Mark Rawstron, director of capital markets group at GVA Grimley's Manchester office, added: "This is a huge missed opportunity and shows how out of touch with reality this lot are. There is a growing body of hard evidence from both the public and the private sectors that the abolition of rates relief on empty properties is having exactly the opposite consequences intended by those who brought the Bill in. The direct consequences are reduced availability of cheap flexible space, demolished buildings, stalled regeneration, increased public subsidy and most outrageous of all insolvency of businesses purely because they have vacant space."
Mark Radford, head of Jones Lang LaSalle's rating team in the regions, agreed: "It will not help many companies and property investors throughout England and Wales whose vacant properties have a Rateable Value above £15,000; nor will the change help any vital regeneration or redevelopment schemes. This is particularly brought into sharp focus for ratepayers in the north of England whose neighbours across the border in Scotland do not face these punitive charges."
David Cownie, director of the professional team at CB Richard Ellis in the North West, said: "The government's attempts at easing the difficulties of the property industry have fallen well short of the level of relief the property sector was hoping for.
"The chancellor has bowed to growing pressure from the industry but its concessions will provide little relief to the majority of those affected by the Rating (Empty Properties) Act 2007.
"The Government are claiming that this will impact 70% of empty properties, but their own statistics indicate that it will only really hand back around 18% of the estimated £1bn that the Rating Empty Properties Act 2007 was expected to raise.

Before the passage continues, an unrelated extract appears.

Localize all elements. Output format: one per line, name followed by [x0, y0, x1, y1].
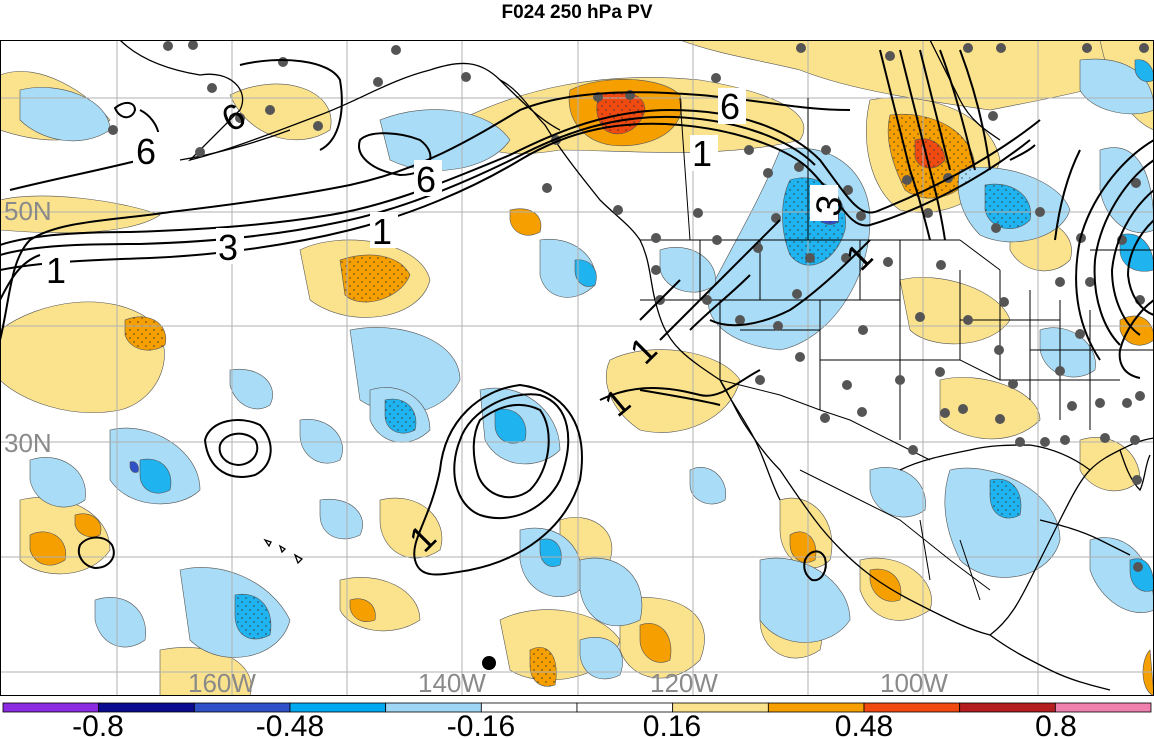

"This change will do little to ease the burden on struggling landlords; many will find this change adds further to the complexity of the business rates system."
The lack of help for the housing sector was also singled out for criticism.

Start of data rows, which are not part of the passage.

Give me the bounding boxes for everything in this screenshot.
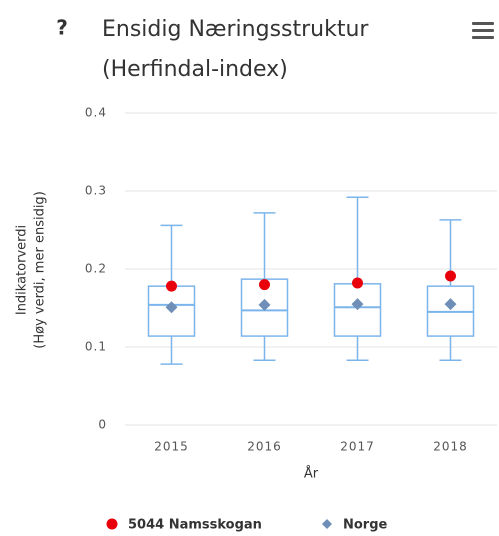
legend-symbol bbox=[106, 518, 118, 530]
legend-symbol bbox=[322, 519, 332, 529]
x-tick-label: 2015 bbox=[154, 440, 189, 454]
y-tick-label: 0.3 bbox=[85, 184, 107, 198]
y-tick-label: 0.2 bbox=[85, 262, 107, 276]
region-marker bbox=[445, 270, 456, 282]
region-marker bbox=[352, 277, 363, 289]
chart-title: Ensidig Næringsstruktur bbox=[102, 17, 369, 42]
region-marker bbox=[166, 280, 177, 292]
y-tick-label: 0 bbox=[98, 418, 107, 432]
x-axis-label: År bbox=[304, 466, 319, 482]
x-tick-label: 2017 bbox=[340, 440, 375, 454]
norge-marker bbox=[165, 301, 178, 314]
norge-marker bbox=[258, 298, 271, 311]
help-icon[interactable]: ? bbox=[56, 16, 68, 40]
x-tick-label: 2016 bbox=[247, 440, 282, 454]
y-axis-label: Indikatorverdi bbox=[15, 225, 30, 315]
chart-title: (Herfindal-index) bbox=[102, 57, 288, 82]
region-marker bbox=[259, 279, 270, 291]
norge-marker bbox=[351, 298, 364, 311]
legend-label: Norge bbox=[343, 518, 388, 533]
x-tick-label: 2018 bbox=[433, 440, 468, 454]
y-tick-label: 0.1 bbox=[85, 340, 107, 354]
norge-marker bbox=[444, 298, 457, 311]
y-axis-label: (Høy verdi, mer ensidig) bbox=[33, 191, 48, 349]
legend-label: 5044 Namsskogan bbox=[128, 518, 262, 533]
menu-icon[interactable] bbox=[472, 22, 494, 39]
y-tick-label: 0.4 bbox=[85, 106, 107, 120]
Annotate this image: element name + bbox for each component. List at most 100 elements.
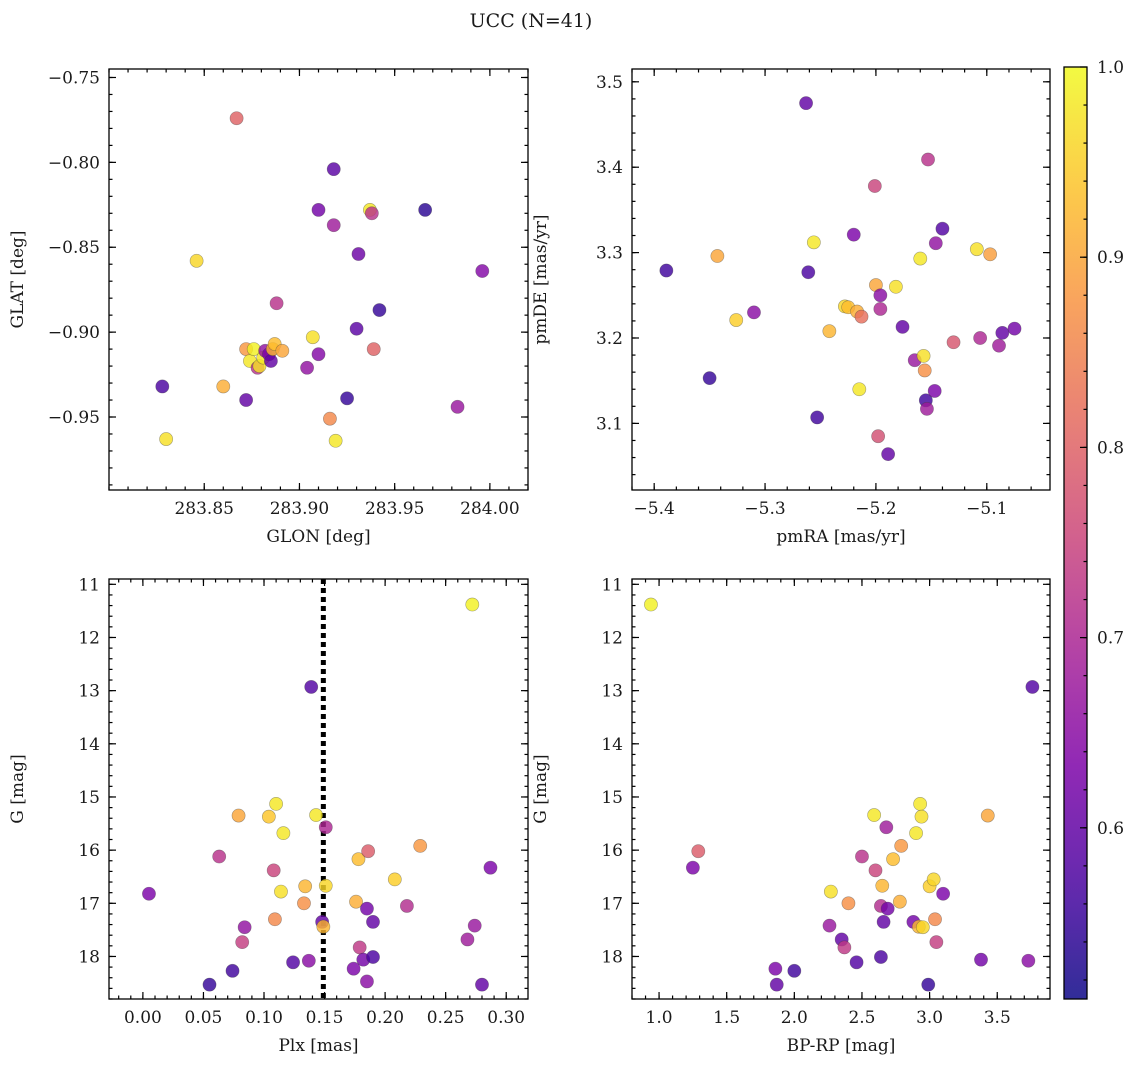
scatter-point xyxy=(231,808,246,823)
scatter-point xyxy=(928,236,943,251)
scatter-point xyxy=(915,920,930,935)
scatter-point xyxy=(311,347,326,362)
scatter-point xyxy=(995,325,1010,340)
y-tick-label: 13 xyxy=(78,682,100,702)
scatter-point xyxy=(801,265,816,280)
x-axis-label: BP-RP [mag] xyxy=(787,1036,896,1056)
scatter-point xyxy=(418,202,433,217)
scatter-point xyxy=(269,296,284,311)
scatter-point xyxy=(483,860,498,875)
scatter-point xyxy=(854,309,869,324)
y-tick-label: −0.85 xyxy=(48,238,100,258)
scatter-point xyxy=(810,410,825,425)
y-axis-label: GLAT [deg] xyxy=(8,230,28,328)
scatter-point xyxy=(155,379,170,394)
y-tick-label: 18 xyxy=(601,947,623,967)
scatter-point xyxy=(297,896,311,911)
scatter-point xyxy=(875,878,890,893)
scatter-point xyxy=(450,399,465,414)
scatter-point xyxy=(349,321,364,336)
subplot-3: 0.00 0.05 0.10 0.15 0.20 0.25 0.30 11 12 13 14 15 16… xyxy=(8,575,529,1056)
scatter-points xyxy=(659,96,1022,462)
scatter-point xyxy=(892,894,907,909)
scatter-point xyxy=(871,429,886,444)
scatter-point xyxy=(822,918,837,933)
scatter-point xyxy=(852,382,867,397)
scatter-point xyxy=(326,218,341,233)
scatter-point xyxy=(326,162,341,177)
scatter-point xyxy=(366,915,380,929)
scatter-point xyxy=(921,152,935,167)
y-tick-label: 14 xyxy=(78,735,100,755)
scatter-point xyxy=(1021,953,1036,968)
axes-frame xyxy=(108,68,529,491)
scatter-point xyxy=(318,878,333,893)
scatter-point xyxy=(769,977,784,992)
scatter-point xyxy=(916,349,931,363)
colorbar-gradient xyxy=(1064,67,1087,999)
scatter-point xyxy=(142,886,156,901)
scatter-point xyxy=(787,963,802,978)
y-tick-label: 17 xyxy=(601,894,623,914)
scatter-point xyxy=(364,206,379,221)
scatter-point xyxy=(873,302,888,316)
scatter-point xyxy=(881,447,896,462)
scatter-point xyxy=(235,935,250,950)
scatter-point xyxy=(366,342,381,357)
colorbar-tick-label: 1.0 xyxy=(1097,58,1124,78)
scatter-point xyxy=(239,393,254,407)
scatter-point xyxy=(894,838,909,853)
scatter-point xyxy=(846,227,861,242)
x-tick-label: 3.5 xyxy=(984,1008,1011,1028)
colorbar-tick-label: 0.8 xyxy=(1097,438,1124,458)
x-tick-label: 2.0 xyxy=(781,1008,808,1028)
scatter-point xyxy=(387,872,402,887)
scatter-point xyxy=(946,335,961,350)
scatter-point xyxy=(475,264,490,278)
y-tick-label: 3.1 xyxy=(596,414,623,434)
scatter-point xyxy=(926,872,941,887)
colorbar-frame xyxy=(1063,66,1088,1000)
scatter-point xyxy=(935,221,950,236)
subplot-1: 283.85 283.90 283.95 284.00 −0.95 −0.90 −0.85 −… xyxy=(8,68,529,547)
x-tick-label: −5.4 xyxy=(634,499,675,519)
scatter-point xyxy=(311,202,326,217)
scatter-point xyxy=(691,844,706,859)
scatter-point xyxy=(372,303,387,317)
scatter-point xyxy=(360,901,374,916)
scatter-point xyxy=(475,977,489,992)
axes-frame xyxy=(108,578,529,1000)
y-tick-label: 14 xyxy=(601,735,623,755)
scatter-point xyxy=(927,384,942,398)
y-tick-label: −0.80 xyxy=(48,153,100,173)
scatter-point xyxy=(914,809,929,824)
scatter-point xyxy=(300,360,314,375)
scatter-point xyxy=(868,863,883,878)
scatter-point xyxy=(969,242,984,257)
y-tick-label: 11 xyxy=(78,575,100,595)
scatter-point xyxy=(928,912,942,927)
scatter-point xyxy=(921,977,936,992)
scatter-point xyxy=(309,808,323,822)
scatter-point xyxy=(983,247,998,262)
y-tick-label: 12 xyxy=(78,628,100,648)
scatter-point xyxy=(913,796,928,811)
scatter-point xyxy=(268,912,282,927)
x-tick-label: 0.30 xyxy=(487,1008,525,1028)
x-tick-label: 3.0 xyxy=(916,1008,943,1028)
x-tick-label: 284.00 xyxy=(460,499,519,519)
y-tick-label: 12 xyxy=(601,628,623,648)
scatter-point xyxy=(275,343,290,358)
scatter-point xyxy=(973,331,988,345)
scatter-points xyxy=(155,111,490,448)
scatter-point xyxy=(189,253,204,268)
scatter-point xyxy=(366,950,380,964)
y-tick-label: 15 xyxy=(78,788,100,808)
scatter-point xyxy=(729,313,744,327)
y-tick-label: 13 xyxy=(601,682,623,702)
ticks xyxy=(631,579,1050,1000)
axes-frame xyxy=(631,578,1051,1000)
scatter-point xyxy=(269,796,284,811)
y-tick-label: −0.75 xyxy=(48,68,100,88)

Andy Finch, partner and head of residential sales at the Manchester office of property agents Knight Frank, said: "Once again many people involved in the UK housing industry have been left disappointed – but hardly surprised. This Pre-Budget Report proves that you should never believe the hype and not for the first time the government has failed to take any meaningful measures to shore up the housing market.
"The endless leaks led us to believe that there would be a raft of measures to assist an industry that is going through arguably the most difficult trading conditions in living memory, yet where is the extension of the stamp duty holiday, where is the legislation allowing housing associations to take over homes facing repossession so homeowners can remain in them as tenants and what has happened to the re-introduction of Miras?

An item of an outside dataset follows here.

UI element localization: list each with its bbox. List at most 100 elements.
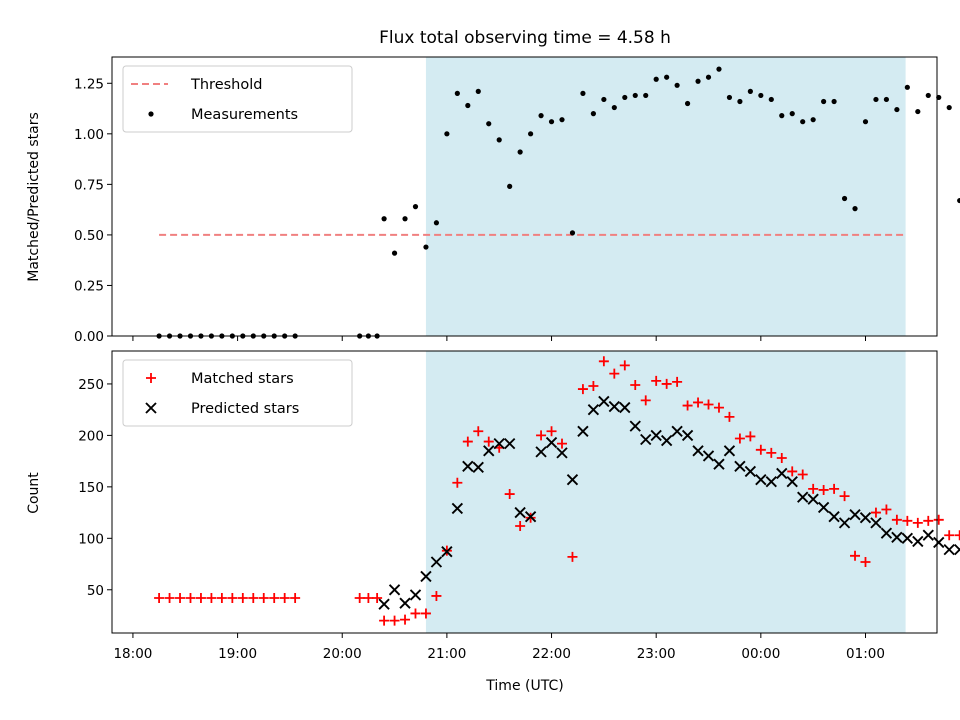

"The Chancellor appears to have missed a massive opportunity to bring some much needed festive cheer to the housing market. It's possible that the devil will be in the detail and we may discover more over the next few days – but I for one won't be holding my breath."
The reduction in VAT from 17.5% to 15% from 1 December will also impact the property industry through stamp duty land tax calculations.
Chandler added: "The VAT reduction isn't designed to help the property market but will save some stamp duty land tax on those transactions which are still happening, since SDLT is of course assessed on VAT inclusive prices and rents. The effect of this is most pronounced where the VAT is sufficient to tip the chargeable consideration over a threshold so that tax is charged at a higher rate on the whole sum. When is anyone going to remove this "tax on tax" situation and make VAT truly neutral for VAT registered bodies?"